Ethicaldigest

TSH pada Hipogonadisme 2

Jel transdermal

Ini adalah jel hidroalkoholik tidak berwarna, yang mengandung testosteron 1%. Produk ini digunakan sekali sehari pada lengan atas dan bahu atau perut. Gel dengan testosteron berkonsentrasi tinggi, belum tersedia di Amerika. Tapi, gel testosteron 2% sudah ada di Uni Eropa. Produk ini memungkinkan pasien mengurangi volume pemakaian sampai setengahnya, dibandingkan jel 1%.

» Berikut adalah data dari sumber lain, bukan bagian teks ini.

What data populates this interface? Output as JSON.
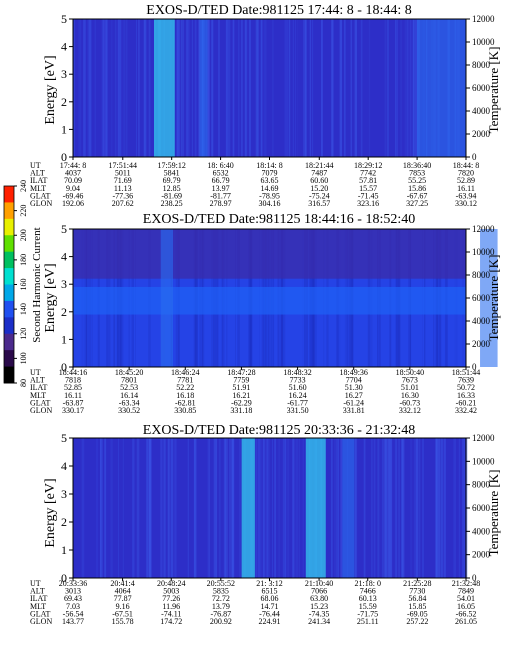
{
  "panels": [
    {
      "title": "EXOS-D/TED   Date:981125  17:44: 8 - 18:44: 8",
      "ylabel": "Energy [eV]",
      "rlabel": "Temperature [K]",
      "yticks": [
        "0",
        "1",
        "2",
        "3",
        "4",
        "5"
      ],
      "rticks": [
        "0",
        "2000",
        "4000",
        "6000",
        "8000",
        "10000",
        "12000"
      ],
      "table": {
        "labels": [
          "UT",
          "ALT",
          "ILAT",
          "MLT",
          "GLAT",
          "GLON"
        ],
        "columns": [
          [
            "17:44: 8",
            "4037",
            "70.09",
            "9.04",
            "-69.46",
            "192.06"
          ],
          [
            "17:51:44",
            "5011",
            "71.69",
            "11.13",
            "-77.36",
            "207.62"
          ],
          [
            "17:59:12",
            "5841",
            "69.79",
            "12.85",
            "-81.69",
            "238.25"
          ],
          [
            "18: 6:40",
            "6532",
            "66.79",
            "13.97",
            "-81.77",
            "278.97"
          ],
          [
            "18:14: 8",
            "7079",
            "63.65",
            "14.69",
            "-78.95",
            "304.16"
          ],
          [
            "18:21:44",
            "7487",
            "60.60",
            "15.20",
            "-75.24",
            "316.57"
          ],
          [
            "18:29:12",
            "7742",
            "57.81",
            "15.57",
            "-71.45",
            "323.16"
          ],
          [
            "18:36:40",
            "7853",
            "55.25",
            "15.86",
            "-67.67",
            "327.25"
          ],
          [
            "18:44: 8",
            "7820",
            "52.89",
            "16.11",
            "-63.94",
            "330.12"
          ]
        ]
      }
    },
    {
      "title": "EXOS-D/TED   Date:981125  18:44:16 - 18:52:40",
      "ylabel": "Energy [eV]",
      "rlabel": "Temperature [K]",
      "yticks": [
        "0",
        "1",
        "2",
        "3",
        "4",
        "5"
      ],
      "rticks": [
        "0",
        "2000",
        "4000",
        "6000",
        "8000",
        "10000",
        "12000"
      ],
      "table": {
        "labels": [
          "UT",
          "ALT",
          "ILAT",
          "MLT",
          "GLAT",
          "GLON"
        ],
        "columns": [
          [
            "18:44:16",
            "7818",
            "52.85",
            "16.11",
            "-63.87",
            "330.17"
          ],
          [
            "18:45:20",
            "7801",
            "52.53",
            "16.14",
            "-63.34",
            "330.52"
          ],
          [
            "18:46:24",
            "7781",
            "52.22",
            "16.18",
            "-62.81",
            "330.85"
          ],
          [
            "18:47:28",
            "7759",
            "51.91",
            "16.21",
            "-62.29",
            "331.18"
          ],
          [
            "18:48:32",
            "7733",
            "51.60",
            "16.24",
            "-61.77",
            "331.50"
          ],
          [
            "18:49:36",
            "7704",
            "51.30",
            "16.27",
            "-61.24",
            "331.81"
          ],
          [
            "18:50:40",
            "7673",
            "51.01",
            "16.30",
            "-60.73",
            "332.12"
          ],
          [
            "18:51:44",
            "7639",
            "50.72",
            "16.33",
            "-60.21",
            "332.42"
          ]
        ]
      }
    },
    {
      "title": "EXOS-D/TED   Date:981125  20:33:36 - 21:32:48",
      "ylabel": "Energy [eV]",
      "rlabel": "Temperature [K]",
      "yticks": [
        "0",
        "1",
        "2",
        "3",
        "4",
        "5"
      ],
      "rticks": [
        "0",
        "2000",
        "4000",
        "6000",
        "8000",
        "10000",
        "12000"
      ],
      "table": {
        "labels": [
          "UT",
          "ALT",
          "ILAT",
          "MLT",
          "GLAT",
          "GLON"
        ],
        "columns": [
          [
            "20:33:36",
            "3013",
            "69.43",
            "7.03",
            "-56.54",
            "143.77"
          ],
          [
            "20:41:4",
            "4064",
            "77.87",
            "9.16",
            "-67.51",
            "155.78"
          ],
          [
            "20:48:24",
            "5003",
            "77.26",
            "11.96",
            "-74.11",
            "174.72"
          ],
          [
            "20:55:52",
            "5835",
            "72.72",
            "13.79",
            "-76.87",
            "200.92"
          ],
          [
            "21: 3:12",
            "6515",
            "68.06",
            "14.71",
            "-76.44",
            "224.91"
          ],
          [
            "21:10:40",
            "7066",
            "63.80",
            "15.23",
            "-74.35",
            "241.34"
          ],
          [
            "21:18: 0",
            "7466",
            "60.13",
            "15.59",
            "-71.75",
            "251.11"
          ],
          [
            "21:25:28",
            "7730",
            "56.84",
            "15.85",
            "-69.05",
            "257.22"
          ],
          [
            "21:32:48",
            "7849",
            "54.01",
            "16.05",
            "-66.52",
            "261.05"
          ]
        ]
      }
    }
  ],
  "colorbar": {
    "label": "Second Harmonic Current",
    "ticks": [
      "80",
      "100",
      "120",
      "140",
      "160",
      "180",
      "200",
      "220",
      "240"
    ]
  },
  "chart_data": [
    {
      "type": "heatmap",
      "title": "EXOS-D/TED   Date:981125  17:44: 8 - 18:44: 8",
      "ylabel": "Energy [eV]",
      "ylim": [
        0,
        5
      ],
      "y2label": "Temperature [K]",
      "y2lim": [
        0,
        12000
      ],
      "x": [
        "17:44: 8",
        "17:51:44",
        "17:59:12",
        "18: 6:40",
        "18:14: 8",
        "18:21:44",
        "18:29:12",
        "18:36:40",
        "18:44: 8"
      ],
      "background_level": 130,
      "features": [
        {
          "x_range": [
            "17:56:30",
            "17:59:40"
          ],
          "level": 165
        },
        {
          "x_range": [
            "18:03:30",
            "18:04:40"
          ],
          "level": 150
        },
        {
          "x_range": [
            "18:36:40",
            "18:44:08"
          ],
          "level": 145
        }
      ]
    },
    {
      "type": "heatmap",
      "title": "EXOS-D/TED   Date:981125  18:44:16 - 18:52:40",
      "ylabel": "Energy [eV]",
      "ylim": [
        0,
        5
      ],
      "y2label": "Temperature [K]",
      "y2lim": [
        0,
        12000
      ],
      "x": [
        "18:44:16",
        "18:45:20",
        "18:46:24",
        "18:47:28",
        "18:48:32",
        "18:49:36",
        "18:50:40",
        "18:51:44"
      ],
      "background_level": 140,
      "features": [
        {
          "y_range": [
            1.9,
            2.9
          ],
          "level": 145
        },
        {
          "y_range": [
            3.2,
            5.0
          ],
          "level": 125
        },
        {
          "x_range": [
            "18:45:56",
            "18:46:10"
          ],
          "level": 150
        },
        {
          "x_range": [
            "18:52:00",
            "18:52:20"
          ],
          "level": 150
        }
      ]
    },
    {
      "type": "heatmap",
      "title": "EXOS-D/TED   Date:981125  20:33:36 - 21:32:48",
      "ylabel": "Energy [eV]",
      "ylim": [
        0,
        5
      ],
      "y2label": "Temperature [K]",
      "y2lim": [
        0,
        12000
      ],
      "x": [
        "20:33:36",
        "20:41:4",
        "20:48:24",
        "20:55:52",
        "21: 3:12",
        "21:10:40",
        "21:18: 0",
        "21:25:28",
        "21:32:48"
      ],
      "background_level": 135,
      "features": [
        {
          "x_range": [
            "20:59:00",
            "21:01:00"
          ],
          "level": 160
        },
        {
          "x_range": [
            "21:08:40",
            "21:11:40"
          ],
          "level": 165
        },
        {
          "x_range": [
            "21:14:10",
            "21:16:00"
          ],
          "level": 155
        }
      ]
    }
  ],
  "colors": {
    "background": "#ffffff",
    "panel_base": "#2d2ec8",
    "panel2_base": "#2543e6",
    "stripe_light": "#2a6ef0",
    "stripe_cyan": "#34c8ee",
    "colorbar": [
      "#000000",
      "#2a0a4a",
      "#4b2a8c",
      "#1c2fc8",
      "#2050f0",
      "#00a8e8",
      "#00e0d0",
      "#00c060",
      "#60e000",
      "#e8f000",
      "#ffa000",
      "#ff2000"
    ]
  }
}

Jel ini memiliki sejumlah keuntungan, termasuk kemudahan penggunaan, penurunan insiden iritasi kulit dibandingkan dengan tempel, tidak terlihat dan dosis pemakaiannya fleksibel. Masalah dari penggunaan jel adalah, testosteron dapat ditransfer dari pasien kepada pasangannya atau kepada anak, ketika terjadi kontak dengan kulit. Risiko dapat diminimalkan, dengan menganjurkan pasien cuci tangan dengan sabun setelah mengoleskan jel, menutup bagian tubuh yang dibaluri jel dengan pakaian dan mencuci bagian tubuh yang diberi jel, ketika akan melakukan kontak.

Tablet Bukal

Ini adalah tablet adhesif mengandung testosteron, diletakkan di atas gusi di atas gigi seri. Tablet ini mengeluarkan testosteron secara perlahan, yang kemudian diserap gusi dan permukaan pipi. Dengan cara ini, testosteron tidak dimetabolisme di hati. Tablet harus tetap di mulut selama 12 jam penuh, dan perlu dua dosis setiap hari. Kejadian efek samping rendah, walau ada laporan iritasi gusi dan bukal, dan perubahan pada indra perasa.

Pelet Subkutan

Ini adalah formulasi pertama yang efektif, untuk memberikan testosteron. Pelet testosteron biasanya ditanam di bawah kulit perut bagian bawah menggunakan trochar dan kanul, atau dimasukkan ke dalam otot gluteus. Sekali penanaman diperlukan 6-10 pellet dan bertahan 4-6 bulan. Testosteron pelet saat ini adalah satu-satunya terapi testosteron yang paling lama digunakan di Amerika Serikat.

Tablet atau kapsul oral

Testosteron yang digunakan secara oral, dinon aktifkan dalam hati. Tapi, testosteron yang sudah dimodifikasi, 17α-metil testosteron, dimetabolisme di hati dalam waktu lama. Meski testosteron ini merupakan formulasi androgen oral  yang efektif, tidak dianjurkan sebagai terapi untuk hipogonadisme. Tak lain karena memiliki efek hepatotoksik dan dapat menyebabkan berkembangnya tumor di hati, dalam jangka panjang.

Mengurangi gejala

Berbagai penelitian terhadap pria dengan hipogonadisme menunjukkan, ketika kadar testosteron kembali ke kisaran normal stabil, ada peningkatan libido, fungsi seksual, suasana hati dan tingkat energi. Selama periode 6 bulan, ada penurunan massa lemak tubuh, dan peningkatan massa tubuh ramping, dan perbaikan IMT di tulang pinggul serta tulang belakang. Perbaikan gejala lebih lanjut, dapat terlihat setelah penggunaan testosteron jangka panjang. Beberapa penelitian menunjukkan, resistensi insulin juga akan membaik setelah pengobatan testosteron. Ini umumnya diyakini sebagai hasil penurunan massa lemak setelah terapi testosterone.

Kontraindikasi dan Kekhawatiran

Kontraindikasi dan kekhawatiran utama terapi testosterone, ditunjukkan pada Tabel 1.

Tabel 1. Kontraindikasi dan kekhawatiran terapi sulih testosteron

Kontraindikasi paling penting adalah kanker prtat dan payudara. Karena androgen mungkin memiliki peran dalam mempromosikan pertumbuhan kanker dalam jaringan. Adanya salah satu kanker ini dianggap sebagai kontraindikasi absolut, untuk terapi testosteron. Dianjurkan, sebelum memberikan terapi, dilakukan pemeriksaan digital rectal examinations (DRE) / colok dubur dan mengukur kadar PSA.

Testosteron juga dikontraindikasikan pada wanita hamil atau menyusui. Karena itu, pengguna testosteron jel harus mempertimbangkan kemungkinan terjadinya kontak dengan wanita hamil atau menyusui. Karena hipogonadisme memiliki hubungan dengan obesitas, banyak penderita hipogonadisme mengalami sleep apnea. Sebab itu, pasien harus ditanya mengenai gejala sleep apnea pada pasangannya, seperti mendengkur berlebihan atau mengantuk di siang hari. Terapi testosteron harus dihindarkan, pada penderita sleep apnea berat yang tidak diobati.